Separuh batang Tingwe terbakar, Simbah mendadak serius. "Lek Mangun, sing gedhe pangapuramu yo, wingi aku ora ngucapke 'Selamat Natal' kanggo awakmu. Sing gedhe pangapuramu yo (Om Mangun, mohon maaf sebesar-besarnya ya, kemarin aku tidak mengucapkan 'Selamat Natal' untukmu. Mohon maaf sebesar-besarnya ya)," kata Simbah sambil merangkul Mbah Mangun.
"Iki masalah anteping ati Ngun. Aku mung ngrungkebi ajaran agomo sing tak anut, aku kepingin dadi muslim sing taat. Tak jaluk awakmu iso percoyo, aku terus ndongake awakmu lan keluarga supoyo selamat donyo akhirat. (Ini masalah ketetapan hati Ngun. Aku sekadar menjalankan ajaran agamaku, aku kepingin dadi muslim sing taat. Ku minta kamu percaya bahwa aku selalu mendoakan agar kamu dan keluargamu selamat dunia dan akhirat," tambah Simbah.

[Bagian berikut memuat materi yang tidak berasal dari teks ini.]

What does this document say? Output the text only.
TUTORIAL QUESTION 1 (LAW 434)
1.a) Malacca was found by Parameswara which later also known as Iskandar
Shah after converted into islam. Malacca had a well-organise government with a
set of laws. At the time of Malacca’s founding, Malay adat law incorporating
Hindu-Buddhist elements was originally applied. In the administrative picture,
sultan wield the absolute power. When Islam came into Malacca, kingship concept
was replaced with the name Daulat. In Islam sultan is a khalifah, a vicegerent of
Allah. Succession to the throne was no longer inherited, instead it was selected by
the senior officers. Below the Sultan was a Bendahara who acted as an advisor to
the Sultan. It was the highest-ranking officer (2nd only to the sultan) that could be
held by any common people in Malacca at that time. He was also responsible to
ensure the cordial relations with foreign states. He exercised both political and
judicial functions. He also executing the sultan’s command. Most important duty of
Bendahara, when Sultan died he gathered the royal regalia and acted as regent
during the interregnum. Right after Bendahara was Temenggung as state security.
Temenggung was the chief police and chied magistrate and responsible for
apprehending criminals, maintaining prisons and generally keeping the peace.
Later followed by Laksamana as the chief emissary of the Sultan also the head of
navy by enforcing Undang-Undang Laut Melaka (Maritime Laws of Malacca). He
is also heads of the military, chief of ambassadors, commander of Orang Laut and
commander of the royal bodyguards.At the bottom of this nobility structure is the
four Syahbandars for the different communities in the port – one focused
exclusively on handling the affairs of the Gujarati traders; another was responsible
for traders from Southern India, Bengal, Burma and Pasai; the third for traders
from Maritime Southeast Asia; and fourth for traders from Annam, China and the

"Kang, aku ora opo-opo. Aku iso maklumi kang. Agamo sing tak anut yo ora bangga, ora mekso agamo liyo ngucapke 'Selamat Natal' (Mas aku ndak apa-apa. Aku bisa memahami. Agama yang aku anut juga tak bangga dan tak memaksa pemeluk agama lain mengucapkan 'Selamat Natal'," jawab Mbah Mangun sambil menepuk bahu Simbah.

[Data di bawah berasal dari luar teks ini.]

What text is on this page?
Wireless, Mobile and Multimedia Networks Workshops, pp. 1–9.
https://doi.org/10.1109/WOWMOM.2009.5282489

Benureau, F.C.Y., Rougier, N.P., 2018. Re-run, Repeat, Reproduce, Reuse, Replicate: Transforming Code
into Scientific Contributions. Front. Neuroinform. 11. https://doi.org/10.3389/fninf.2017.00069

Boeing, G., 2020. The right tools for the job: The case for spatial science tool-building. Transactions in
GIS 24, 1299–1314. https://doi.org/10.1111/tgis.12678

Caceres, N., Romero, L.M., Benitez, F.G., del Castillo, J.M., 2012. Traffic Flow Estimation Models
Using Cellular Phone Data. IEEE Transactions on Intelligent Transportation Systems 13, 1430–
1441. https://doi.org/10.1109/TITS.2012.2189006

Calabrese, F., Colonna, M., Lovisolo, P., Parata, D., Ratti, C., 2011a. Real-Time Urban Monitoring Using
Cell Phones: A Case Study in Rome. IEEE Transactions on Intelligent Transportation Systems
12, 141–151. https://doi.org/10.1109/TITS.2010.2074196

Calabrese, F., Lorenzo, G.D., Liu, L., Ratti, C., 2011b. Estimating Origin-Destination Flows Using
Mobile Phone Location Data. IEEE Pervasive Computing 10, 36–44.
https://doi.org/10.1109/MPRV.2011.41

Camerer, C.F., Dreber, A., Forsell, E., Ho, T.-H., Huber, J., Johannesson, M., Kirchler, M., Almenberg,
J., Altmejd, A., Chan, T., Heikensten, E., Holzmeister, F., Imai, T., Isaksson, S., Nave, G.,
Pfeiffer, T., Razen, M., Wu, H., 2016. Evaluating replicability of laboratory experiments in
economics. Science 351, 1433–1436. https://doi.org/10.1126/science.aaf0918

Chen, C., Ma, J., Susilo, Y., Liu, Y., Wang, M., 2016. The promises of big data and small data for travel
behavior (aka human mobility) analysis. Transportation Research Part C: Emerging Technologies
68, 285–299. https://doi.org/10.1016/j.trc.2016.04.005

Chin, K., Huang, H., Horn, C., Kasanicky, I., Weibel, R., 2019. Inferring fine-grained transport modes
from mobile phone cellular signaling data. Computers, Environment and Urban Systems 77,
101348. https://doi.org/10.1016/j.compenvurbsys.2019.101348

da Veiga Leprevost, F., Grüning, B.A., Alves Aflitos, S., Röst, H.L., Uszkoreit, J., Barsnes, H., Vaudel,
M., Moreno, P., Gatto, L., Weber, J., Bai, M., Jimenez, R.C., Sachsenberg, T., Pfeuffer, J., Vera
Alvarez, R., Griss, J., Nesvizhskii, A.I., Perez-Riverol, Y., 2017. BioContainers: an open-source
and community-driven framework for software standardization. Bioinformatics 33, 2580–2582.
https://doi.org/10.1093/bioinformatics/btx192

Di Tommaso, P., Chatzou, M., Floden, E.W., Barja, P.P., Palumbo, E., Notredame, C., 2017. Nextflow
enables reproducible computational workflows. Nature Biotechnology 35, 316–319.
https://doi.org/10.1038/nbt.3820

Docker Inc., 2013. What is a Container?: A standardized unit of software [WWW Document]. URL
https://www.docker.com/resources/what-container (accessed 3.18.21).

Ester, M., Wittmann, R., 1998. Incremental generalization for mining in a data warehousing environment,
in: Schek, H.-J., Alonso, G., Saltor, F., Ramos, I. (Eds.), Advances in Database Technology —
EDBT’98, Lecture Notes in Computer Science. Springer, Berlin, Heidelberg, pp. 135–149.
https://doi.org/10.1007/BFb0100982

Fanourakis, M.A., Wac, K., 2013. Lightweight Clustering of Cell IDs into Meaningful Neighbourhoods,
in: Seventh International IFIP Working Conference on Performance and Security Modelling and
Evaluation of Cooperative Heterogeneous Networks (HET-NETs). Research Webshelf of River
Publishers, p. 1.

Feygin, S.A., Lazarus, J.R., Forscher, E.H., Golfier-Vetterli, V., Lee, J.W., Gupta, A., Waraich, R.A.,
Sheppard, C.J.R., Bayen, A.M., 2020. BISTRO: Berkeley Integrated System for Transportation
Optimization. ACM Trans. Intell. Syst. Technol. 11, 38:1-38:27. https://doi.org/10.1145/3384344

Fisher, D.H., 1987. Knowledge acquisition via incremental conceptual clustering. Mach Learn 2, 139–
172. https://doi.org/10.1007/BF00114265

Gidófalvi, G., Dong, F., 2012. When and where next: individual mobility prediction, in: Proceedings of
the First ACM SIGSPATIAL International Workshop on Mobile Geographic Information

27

Simbah dan Mbah Mangun memang sohib sejak mereka masih jejaka. Dua pria beda agama itu sama-sama mengangkat senjata untuk mengusir penjajah dan mempertahankan kemerdekaan Indonesia. Hubungan keduanya lebih dari sekadar saudara kandung.
Perbadaan agama tak membuat mereka canggung. Bahkan setelah mereka sama-sama punya keluarga. Anak-anak mereka pun saling menjalin silaturohmi. Ketika masih di kampug, saat lebaran Mbah Mangun dan keluarganya datang ke rumah Simbah. Tak ada ucapan selamat lebaran. Yang ada hanya silaturohmi dan makan-makan bersama.

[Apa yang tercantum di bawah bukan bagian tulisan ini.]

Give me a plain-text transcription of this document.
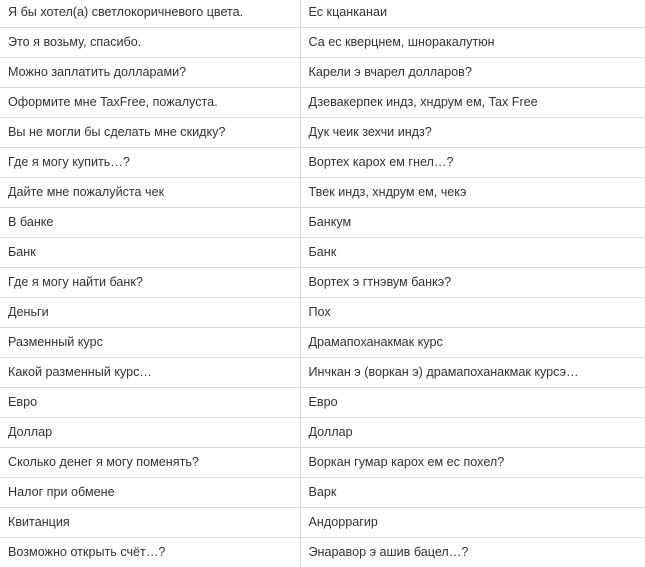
Я бы хотел(а) светлокоричневого цвета.	Ес кцанканаи
Это я возьму, спасибо.	Са ес кверцнем, шноракалутюн
Можно заплатить долларами?	Карели э вчарел долларов?
Оформите мне TaxFree, пожалуста.	Дзевакерпек индз, хндрум ем, Tax Free
Вы не могли бы сделать мне скидку?	Дук чеик зехчи индз?
Где я могу купить…?	Вортех карох ем гнел…?
Дайте мне пожалуйста чек	Твек индз, хндрум ем, чекэ
В банке	Банкум
Банк	Банк
Где я могу найти банк?	Вортех э гтнэвум банкэ?
Деньги	Пох
Разменный курс	Драмапоханакмак курс
Какой разменный курс…	Инчкан э (воркан э) драмапоханакмак курсэ…
Евро	Евро
Доллар	Доллар
Сколько денег я могу поменять?	Воркан гумар карох ем ес похел?
Налог при обмене	Варк
Квитанция	Андоррагир
Возможно открыть счёт…?	Энаравор э ашив бацел…?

Begitu juga ketika natal, Simbah mengajak kami berkunjung ke rumah Mbah Mangun. Sama, tak ada ucapan 'Selamat Natal', yang ada adalah silaturohmi dan makan-makan bersama.
Melalui hubungan keluarga, Simbah dan Mbah Mangun membangun sebuah toleransi kecil. Saling menghargai, menghormati dan berdampingan secara rukun. Simbah meminta maaf tak bisa mengucap 'Selamat Natal' untuk Mbah Mangun.
Mbah Mangun pun menghargai Simbah yang tak mengucap 'Selamat Natal'.
Mendadak aku mbrebes mili, melihat hubungan dua pria baya yang usianya lebih dari 90 tahun itu. Semoga kalian diberi umur yang panjang dan senantiasa sehat Mbah. Doakan kami bisa melanjutkan semangat kalian.